Part 2: Uniform Distribution Calculations (4 minutes)
Scenario: Suppose X is uniformly distributed between a = 2 and b = 8.
Instructions: Use the uniform distribution formulas to calculate:
\(P(3 \leq X \leq 5)\) = \((d-c)/(b-a)\) =
Mean (\(\mu\)) = \((a+b)/2\) =
Variance (\(\sigma^2\)) = \((b-a)^2/12\) =
Standard Deviation (\(\sigma\)) = \(\sqrt{\sigma^2}\) =
Show your work for at least two calculations:
Part 3: Real-World Application (3 minutes)
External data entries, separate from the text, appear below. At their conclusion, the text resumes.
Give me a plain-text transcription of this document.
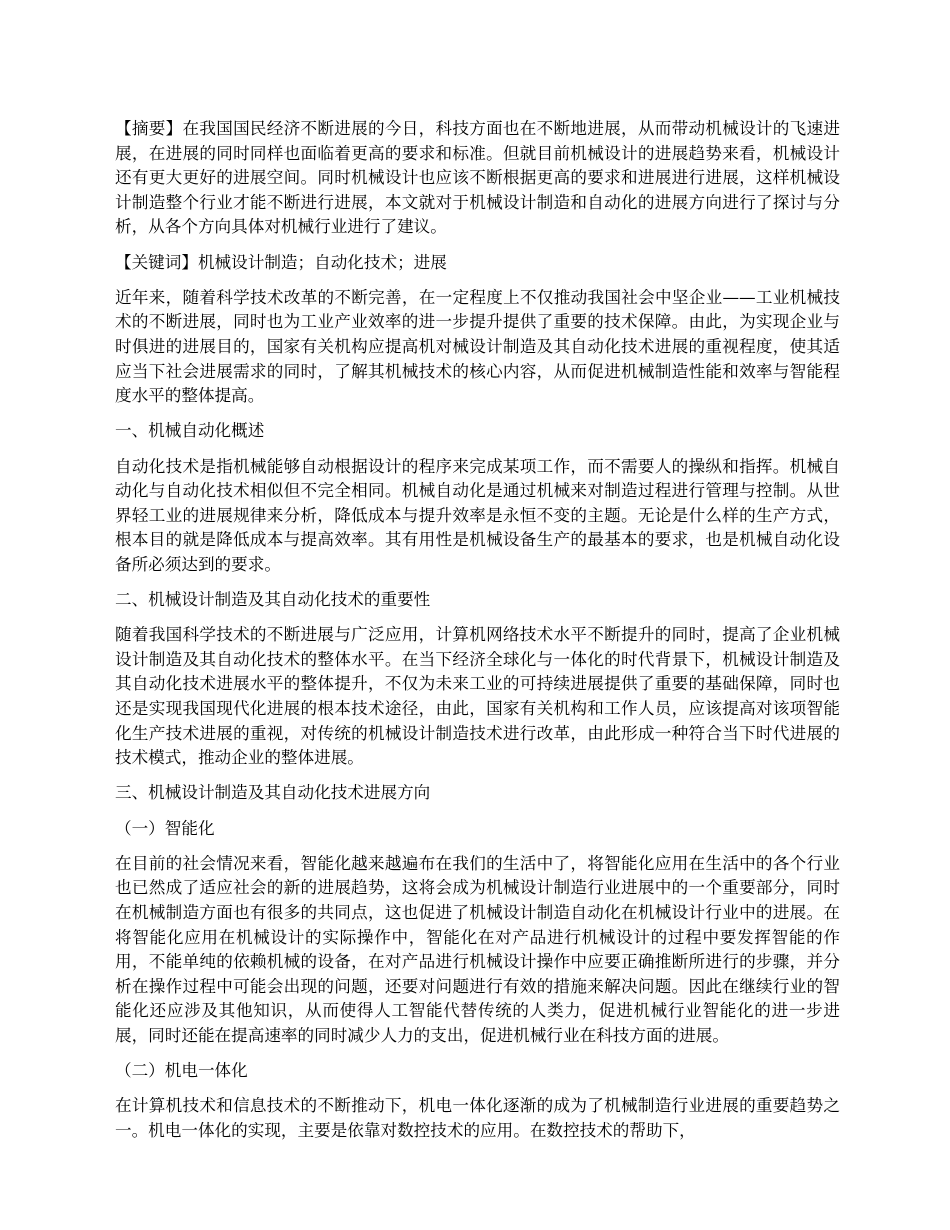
【摘要】在我国国民经济不断进展的今日，科技方面也在不断地进展，从而带动机械设计的飞速进展，在进展的同时同样也面临着更高的要求和标准。但就目前机械设计的进展趋势来看，机械设计还有更大更好的进展空间。同时机械设计也应该不断根据更高的要求和进展进行进展，这样机械设计制造整个行业才能不断进行进展，本文就对于机械设计制造和自动化的进展方向进行了探讨与分析，从各个方向具体对机械行业进行了建议。

【关键词】机械设计制造；自动化技术；进展

近年来，随着科学技术改革的不断完善，在一定程度上不仅推动我国社会中坚企业——工业机械技术的不断进展，同时也为工业产业效率的进一步提升提供了重要的技术保障。由此，为实现企业与时俱进的进展目的，国家有关机构应提高机对械设计制造及其自动化技术进展的重视程度，使其适应当下社会进展需求的同时，了解其机械技术的核心内容，从而促进机械制造性能和效率与智能程度水平的整体提高。

一、机械自动化概述

自动化技术是指机械能够自动根据设计的程序来完成某项工作，而不需要人的操纵和指挥。机械自动化与自动化技术相似但不完全相同。机械自动化是通过机械来对制造过程进行管理与控制。从世界轻工业的进展规律来分析，降低成本与提升效率是永恒不变的主题。无论是什么样的生产方式，根本目的就是降低成本与提高效率。其有用性是机械设备生产的最基本的要求，也是机械自动化设备所必须达到的要求。

二、机械设计制造及其自动化技术的重要性

随着我国科学技术的不断进展与广泛应用，计算机网络技术水平不断提升的同时，提高了企业机械设计制造及其自动化技术的整体水平。在当下经济全球化与一体化的时代背景下，机械设计制造及其自动化技术进展水平的整体提升，不仅为未来工业的可持续进展提供了重要的基础保障，同时也还是实现我国现代化进展的根本技术途径，由此，国家有关机构和工作人员，应该提高对该项智能化生产技术进展的重视，对传统的机械设计制造技术进行改革，由此形成一种符合当下时代进展的技术模式，推动企业的整体进展。

三、机械设计制造及其自动化技术进展方向

（一）智能化

在目前的社会情况来看，智能化越来越遍布在我们的生活中了，将智能化应用在生活中的各个行业也已然成了适应社会的新的进展趋势，这将会成为机械设计制造行业进展中的一个重要部分，同时在机械制造方面也有很多的共同点，这也促进了机械设计制造自动化在机械设计行业中的进展。在将智能化应用在机械设计的实际操作中，智能化在对产品进行机械设计的过程中要发挥智能的作用，不能单纯的依赖机械的设备，在对产品进行机械设计操作中应要正确推断所进行的步骤，并分析在操作过程中可能会出现的问题，还要对问题进行有效的措施来解决问题。因此在继续行业的智能化还应涉及其他知识，从而使得人工智能代替传统的人类力，促进机械行业智能化的进一步进展，同时还能在提高速率的同时减少人力的支出，促进机械行业在科技方面的进展。

（二）机电一体化

在计算机技术和信息技术的不断推动下，机电一体化逐渐的成为了机械制造行业进展的重要趋势之一。机电一体化的实现，主要是依靠对数控技术的应用。在数控技术的帮助下，
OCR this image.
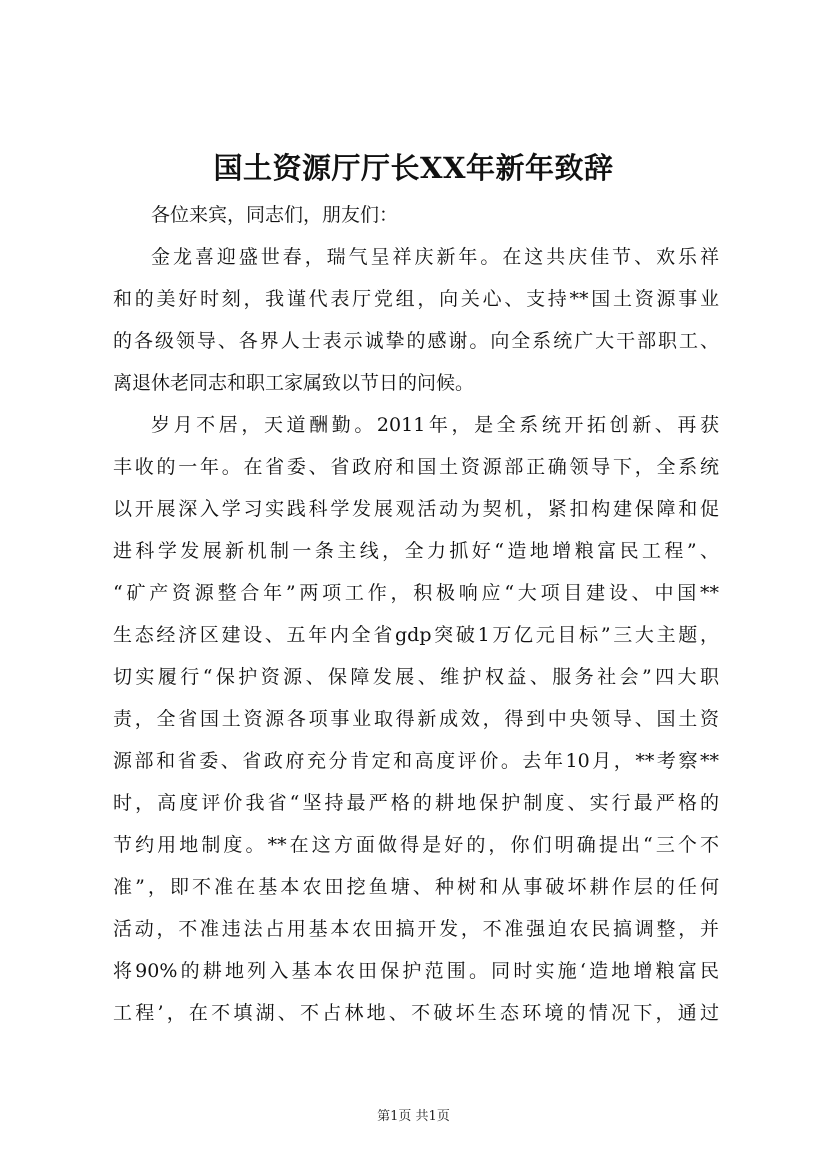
国土资源厅厅长XX年新年致辞
各位来宾，同志们，朋友们：
金龙喜迎盛世春，瑞气呈祥庆新年。在这共庆佳节、欢乐祥
和的美好时刻，我谨代表厅党组，向关心、支持**国土资源事业
的各级领导、各界人士表示诚挚的感谢。向全系统广大干部职工、
离退休老同志和职工家属致以节日的问候。
岁月不居，天道酬勤。2011年，是全系统开拓创新、再获
丰收的一年。在省委、省政府和国土资源部正确领导下，全系统
以开展深入学习实践科学发展观活动为契机，紧扣构建保障和促
进科学发展新机制一条主线，全力抓好“造地增粮富民工程”、
“矿产资源整合年”两项工作，积极响应“大项目建设、中国**
生态经济区建设、五年内全省gdp突破1万亿元目标”三大主题，
切实履行“保护资源、保障发展、维护权益、服务社会”四大职
责，全省国土资源各项事业取得新成效，得到中央领导、国土资
源部和省委、省政府充分肯定和高度评价。去年10月，**考察**
时，高度评价我省“坚持最严格的耕地保护制度、实行最严格的
节约用地制度。**在这方面做得是好的，你们明确提出“三个不
准”，即不准在基本农田挖鱼塘、种树和从事破坏耕作层的任何
活动，不准违法占用基本农田搞开发，不准强迫农民搞调整，并
将90%的耕地列入基本农田保护范围。同时实施‘造地增粮富民
工程’，在不填湖、不占林地、不破坏生态环境的情况下，通过
第1页 共1页
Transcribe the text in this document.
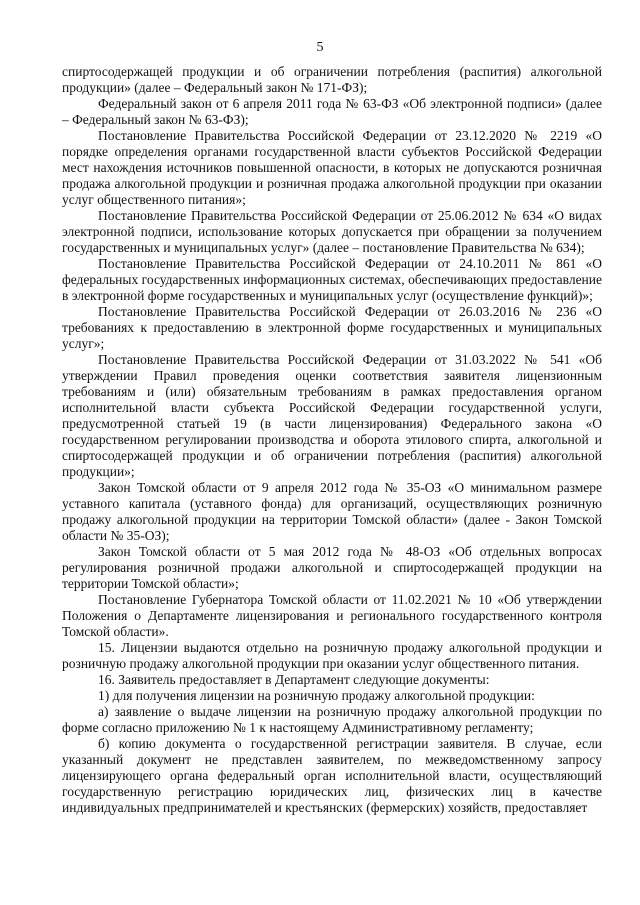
5

спиртосодержащей продукции и об ограничении потребления (распития) алкогольной продукции» (далее – Федеральный закон № 171-ФЗ);

Федеральный закон от 6 апреля 2011 года № 63-ФЗ «Об электронной подписи» (далее – Федеральный закон № 63-ФЗ);

Постановление Правительства Российской Федерации от 23.12.2020 № 2219 «О порядке определения органами государственной власти субъектов Российской Федерации мест нахождения источников повышенной опасности, в которых не допускаются розничная продажа алкогольной продукции и розничная продажа алкогольной продукции при оказании услуг общественного питания»;

Постановление Правительства Российской Федерации от 25.06.2012 № 634 «О видах электронной подписи, использование которых допускается при обращении за получением государственных и муниципальных услуг» (далее – постановление Правительства № 634);

Постановление Правительства Российской Федерации от 24.10.2011 № 861 «О федеральных государственных информационных системах, обеспечивающих предоставление в электронной форме государственных и муниципальных услуг (осуществление функций)»;

Постановление Правительства Российской Федерации от 26.03.2016 № 236 «О требованиях к предоставлению в электронной форме государственных и муниципальных услуг»;

Постановление Правительства Российской Федерации от 31.03.2022 № 541 «Об утверждении Правил проведения оценки соответствия заявителя лицензионным требованиям и (или) обязательным требованиям в рамках предоставления органом исполнительной власти субъекта Российской Федерации государственной услуги, предусмотренной статьей 19 (в части лицензирования) Федерального закона «О государственном регулировании производства и оборота этилового спирта, алкогольной и спиртосодержащей продукции и об ограничении потребления (распития) алкогольной продукции»;

Закон Томской области от 9 апреля 2012 года № 35-ОЗ «О минимальном размере уставного капитала (уставного фонда) для организаций, осуществляющих розничную продажу алкогольной продукции на территории Томской области» (далее - Закон Томской области № 35-ОЗ);

Закон Томской области от 5 мая 2012 года № 48-ОЗ «Об отдельных вопросах регулирования розничной продажи алкогольной и спиртосодержащей продукции на территории Томской области»;

Постановление Губернатора Томской области от 11.02.2021 № 10 «Об утверждении Положения о Департаменте лицензирования и регионального государственного контроля Томской области».

15. Лицензии выдаются отдельно на розничную продажу алкогольной продукции и розничную продажу алкогольной продукции при оказании услуг общественного питания.

16. Заявитель предоставляет в Департамент следующие документы:

1) для получения лицензии на розничную продажу алкогольной продукции:

а) заявление о выдаче лицензии на розничную продажу алкогольной продукции по форме согласно приложению № 1 к настоящему Административному регламенту;

б) копию документа о государственной регистрации заявителя. В случае, если указанный документ не представлен заявителем, по межведомственному запросу лицензирующего органа федеральный орган исполнительной власти, осуществляющий государственную регистрацию юридических лиц, физических лиц в качестве индивидуальных предпринимателей и крестьянских (фермерских) хозяйств, предоставляет
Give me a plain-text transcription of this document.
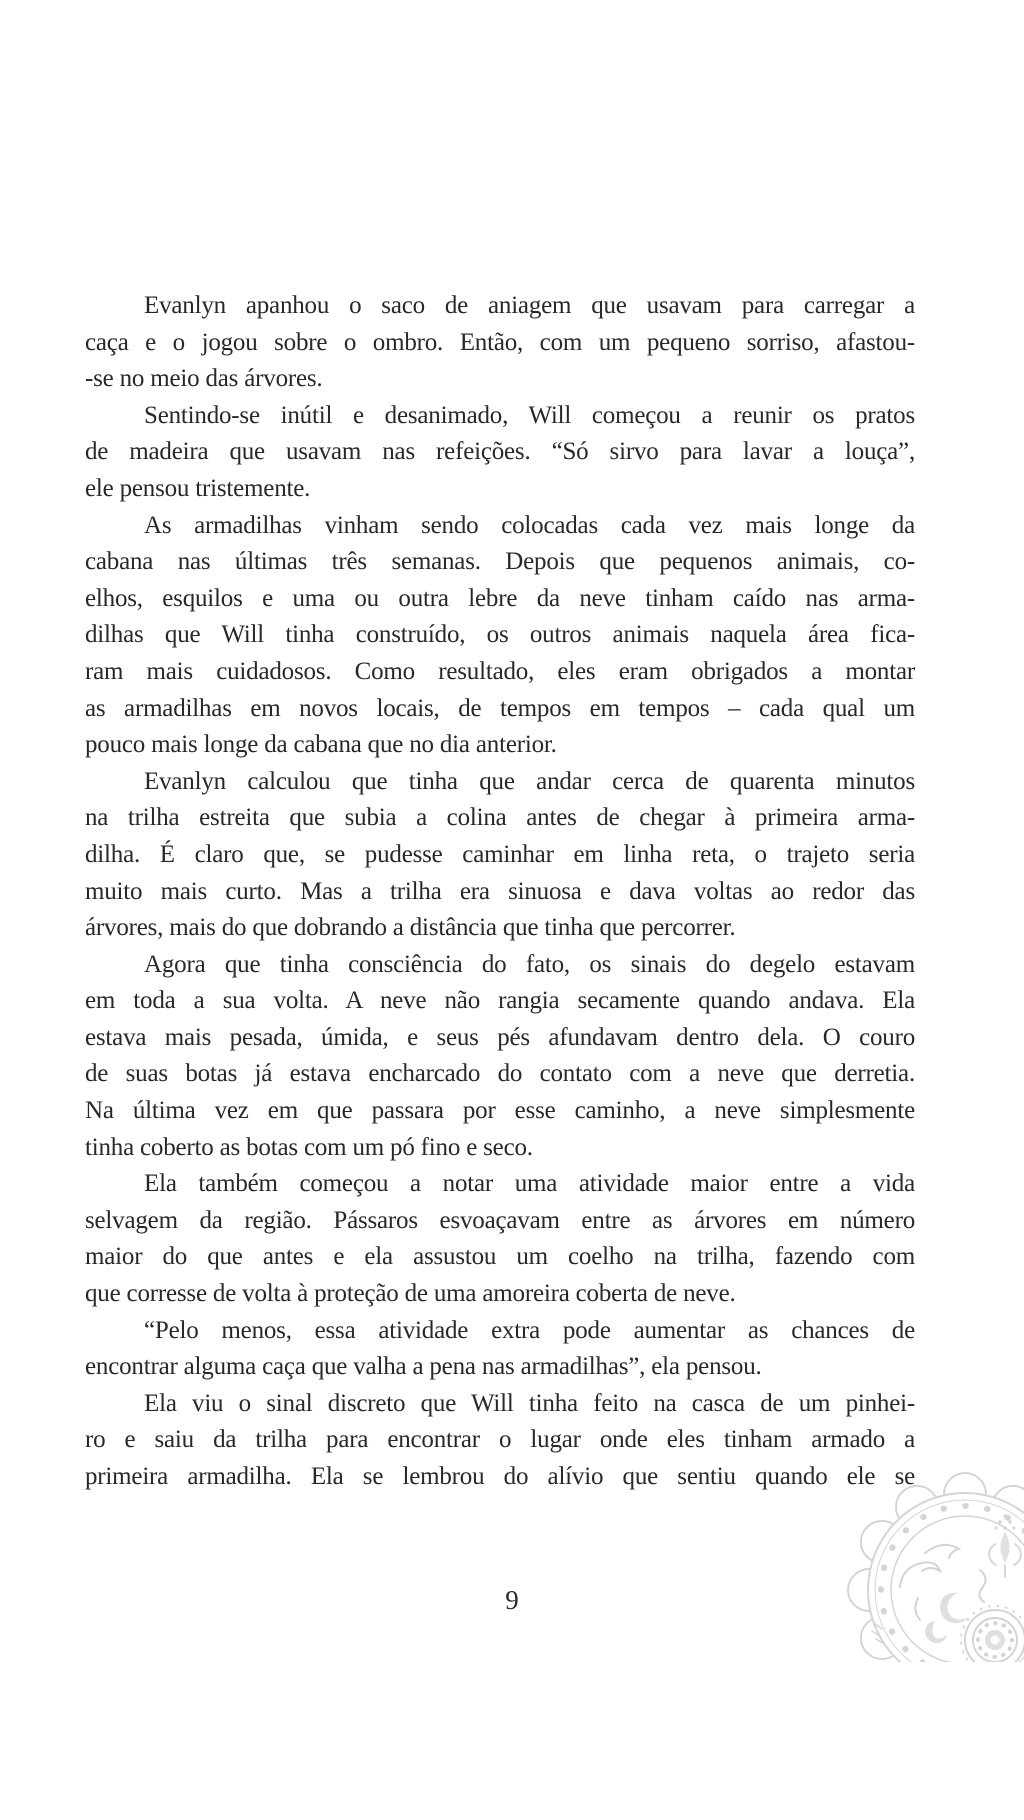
Evanlyn apanhou o saco de aniagem que usavam para carregar a
caça e o jogou sobre o ombro. Então, com um pequeno sorriso, afastou-
-se no meio das árvores.

Sentindo-se inútil e desanimado, Will começou a reunir os pratos
de madeira que usavam nas refeições. “Só sirvo para lavar a louça”,
ele pensou tristemente.

As armadilhas vinham sendo colocadas cada vez mais longe da
cabana nas últimas três semanas. Depois que pequenos animais, co-
elhos, esquilos e uma ou outra lebre da neve tinham caído nas arma-
dilhas que Will tinha construído, os outros animais naquela área fica-
ram mais cuidadosos. Como resultado, eles eram obrigados a montar
as armadilhas em novos locais, de tempos em tempos – cada qual um
pouco mais longe da cabana que no dia anterior.

Evanlyn calculou que tinha que andar cerca de quarenta minutos
na trilha estreita que subia a colina antes de chegar à primeira arma-
dilha. É claro que, se pudesse caminhar em linha reta, o trajeto seria
muito mais curto. Mas a trilha era sinuosa e dava voltas ao redor das
árvores, mais do que dobrando a distância que tinha que percorrer.

Agora que tinha consciência do fato, os sinais do degelo estavam
em toda a sua volta. A neve não rangia secamente quando andava. Ela
estava mais pesada, úmida, e seus pés afundavam dentro dela. O couro
de suas botas já estava encharcado do contato com a neve que derretia.
Na última vez em que passara por esse caminho, a neve simplesmente
tinha coberto as botas com um pó fino e seco.

Ela também começou a notar uma atividade maior entre a vida
selvagem da região. Pássaros esvoaçavam entre as árvores em número
maior do que antes e ela assustou um coelho na trilha, fazendo com
que corresse de volta à proteção de uma amoreira coberta de neve.

“Pelo menos, essa atividade extra pode aumentar as chances de
encontrar alguma caça que valha a pena nas armadilhas”, ela pensou.

Ela viu o sinal discreto que Will tinha feito na casca de um pinhei-
ro e saiu da trilha para encontrar o lugar onde eles tinham armado a
primeira armadilha. Ela se lembrou do alívio que sentiu quando ele se

9
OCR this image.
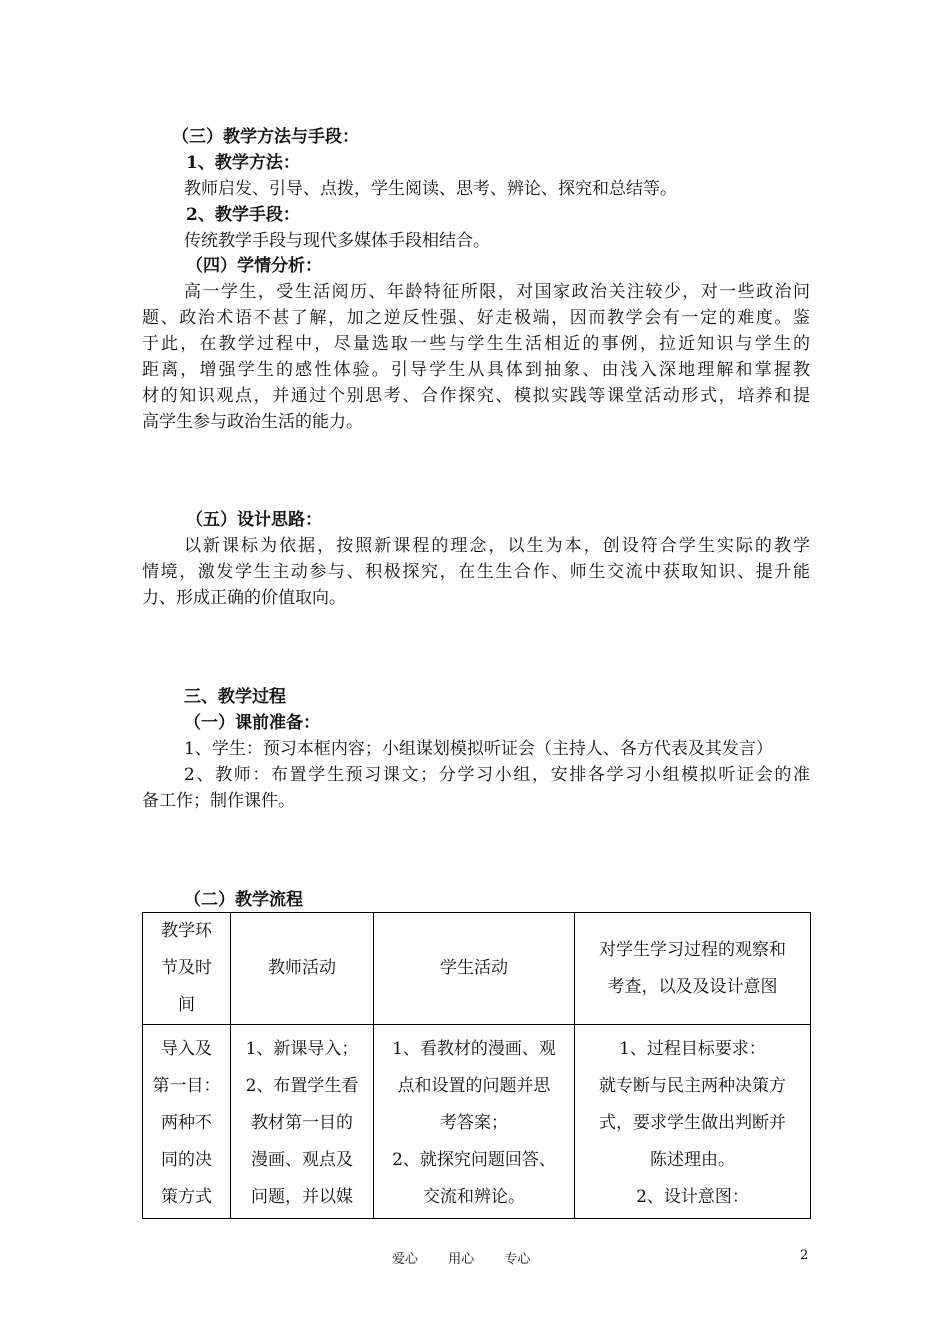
（三）教学方法与手段：
1、教学方法：
教师启发、引导、点拨，学生阅读、思考、辨论、探究和总结等。
2、教学手段：
传统教学手段与现代多媒体手段相结合。
（四）学情分析：
高一学生，受生活阅历、年龄特征所限，对国家政治关注较少，对一些政治问
题、政治术语不甚了解，加之逆反性强、好走极端，因而教学会有一定的难度。鉴
于此，在教学过程中，尽量选取一些与学生生活相近的事例，拉近知识与学生的
距离，增强学生的感性体验。引导学生从具体到抽象、由浅入深地理解和掌握教
材的知识观点，并通过个别思考、合作探究、模拟实践等课堂活动形式，培养和提
高学生参与政治生活的能力。
（五）设计思路：
以新课标为依据，按照新课程的理念，以生为本，创设符合学生实际的教学
情境，激发学生主动参与、积极探究，在生生合作、师生交流中获取知识、提升能
力、形成正确的价值取向。
三、教学过程
（一）课前准备：
1、学生：预习本框内容；小组谋划模拟听证会（主持人、各方代表及其发言）
2、教师：布置学生预习课文；分学习小组，安排各学习小组模拟听证会的准
备工作；制作课件。
（二）教学流程
教学环
节及时
间	教师活动	学生活动	对学生学习过程的观察和
考查，以及及设计意图

导入及
第一目：
两种不
同的决
策方式	1、新课导入；
2、布置学生看
教材第一目的
漫画、观点及
问题，并以媒	1、看教材的漫画、观
点和设置的问题并思
考答案；
2、就探究问题回答、
交流和辨论。	1、过程目标要求：
就专断与民主两种决策方
式，要求学生做出判断并
陈述理由。
2、设计意图：
爱心 用心 专心	2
Scenario: An unprincipled used-car dealer sells a car with a known major breakdown risk within the next 6 months. The dealer provides a 45-day warranty. Let \(X\) represent the time until breakdown (in months), uniformly distributed between 0 and 6 months.
Calculate:
- Mean time until breakdown: months
- Standard deviation: months
- Probability breakdown occurs during warranty (45 days = 1.5 months):
Critical Thinking: Why might this uniform distribution assumption be unrealistic for car breakdown times?